The Action Plan Recommendation uses an optimization algorithm to build an Action Plan according to the target you want to achieve. This algorithm functions as follows for each of the available remediation targets:

  • You select a specific number of violations to fix: the system will search for an Action Plan (i.e. a list of violations) that matches (where possible) the selected number of violations and that maximizes the grade/score of the chosen Health Factor.
  • You select a specific effort: the system will search for an Action Plan (i.e. a list of violations) that matches with the selected total effort and that maximizes the grade/score of the chosen Health Factor.

This algorithm attempts to solve a "combinatorial optimization problem". This means that the perfect solution (i.e. Action Plan or list of violations) is unknown, and the algorithm will try to find the very best solution it can by selecting the best result using the three heuristics (grade/score, number of violations and effort). As a result, the algorithm may find a solution (i.e. Action Plan or list of violations) which may differ slightly from your requested remediation target.

Notes:

  • As soon you re-select or deselect a rule in the interface the algorithm will re-compute the action plan recommendation. Depending on the rules you have already excluded, some rules may be added/removed by the algorithm compared to a previous recommendation.
  • The effort is calculated for a number of objects and does not depend on the number of objects to fix (especially for cost complexity).
  • An effort "unit" is set by a hard coded rule. The value of the effort unit depends on the parent Technical Criterion of the rule.
  • By default, all rules that belong to the same Technical Criterion are set with the same effort unit.
  • By default, an initial remediation target is set when the interface is first opened - this is to correct one violation - if you already have violations added to Action Plan, this initial remediation target will be set to correct one additional violation.

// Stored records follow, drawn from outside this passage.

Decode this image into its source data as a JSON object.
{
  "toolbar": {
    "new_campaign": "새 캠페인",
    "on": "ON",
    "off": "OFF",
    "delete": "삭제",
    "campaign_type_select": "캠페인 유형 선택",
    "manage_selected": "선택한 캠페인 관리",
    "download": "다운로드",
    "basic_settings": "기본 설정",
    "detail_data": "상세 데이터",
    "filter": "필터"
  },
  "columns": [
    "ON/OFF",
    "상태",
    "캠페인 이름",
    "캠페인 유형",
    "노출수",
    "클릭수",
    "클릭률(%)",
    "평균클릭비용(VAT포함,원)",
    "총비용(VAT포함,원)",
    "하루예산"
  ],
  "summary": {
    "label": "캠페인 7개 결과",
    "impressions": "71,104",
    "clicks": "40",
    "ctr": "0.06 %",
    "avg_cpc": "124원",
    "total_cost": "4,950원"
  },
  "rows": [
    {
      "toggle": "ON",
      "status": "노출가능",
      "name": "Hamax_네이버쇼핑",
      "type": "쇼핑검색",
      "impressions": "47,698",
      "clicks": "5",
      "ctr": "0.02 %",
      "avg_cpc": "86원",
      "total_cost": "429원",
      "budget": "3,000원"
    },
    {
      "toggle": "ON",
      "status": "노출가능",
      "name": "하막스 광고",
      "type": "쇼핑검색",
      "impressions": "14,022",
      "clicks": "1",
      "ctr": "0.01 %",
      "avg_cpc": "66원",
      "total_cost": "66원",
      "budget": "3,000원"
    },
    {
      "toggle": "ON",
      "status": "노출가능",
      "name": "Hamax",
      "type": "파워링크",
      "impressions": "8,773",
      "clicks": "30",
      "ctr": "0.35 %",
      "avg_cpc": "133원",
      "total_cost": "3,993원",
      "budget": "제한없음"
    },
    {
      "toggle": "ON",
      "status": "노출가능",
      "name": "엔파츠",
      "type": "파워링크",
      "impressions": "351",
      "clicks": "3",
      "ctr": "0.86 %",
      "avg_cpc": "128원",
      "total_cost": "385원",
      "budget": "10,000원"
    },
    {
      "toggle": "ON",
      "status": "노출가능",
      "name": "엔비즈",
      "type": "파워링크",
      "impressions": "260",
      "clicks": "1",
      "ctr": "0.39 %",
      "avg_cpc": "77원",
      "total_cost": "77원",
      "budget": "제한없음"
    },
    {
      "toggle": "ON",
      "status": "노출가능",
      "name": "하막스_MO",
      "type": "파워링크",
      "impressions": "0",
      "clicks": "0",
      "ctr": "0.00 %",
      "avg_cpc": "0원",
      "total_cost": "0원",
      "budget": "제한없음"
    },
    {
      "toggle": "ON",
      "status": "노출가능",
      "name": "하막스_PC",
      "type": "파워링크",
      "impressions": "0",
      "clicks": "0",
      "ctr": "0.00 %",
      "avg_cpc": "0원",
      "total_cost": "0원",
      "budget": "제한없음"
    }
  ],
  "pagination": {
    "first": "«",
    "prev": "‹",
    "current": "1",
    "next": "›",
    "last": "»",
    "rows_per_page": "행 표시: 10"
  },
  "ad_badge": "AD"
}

Accessing the Action Plan Recommendation

The Action Plan Recommendation feature can be accessed from the Action Plan using the icon in the top right corner:

Action Plan Recommendation interface

Click to enlarge


Select Health Measure

This option provides a drop down list of the available Health Factors to target for grade improvement. By default the Total Quality Index Health Factor will be selected. Choose the required Health Factor in the drop down:


Improve Security

This option allows you to Improve Total Security Compliance (in%).   


Compliance (in %) slider

The Compliance slider indicates the target Compliance (in %) you would like to achieve for the chosen Health Factor (Compliance percentage go from 0 (worst) to 100 (best)):


When you select Compliance (in %) from the Improve Total Quality Index drop-down, Minimize (Violations and Effort) option gets disabled.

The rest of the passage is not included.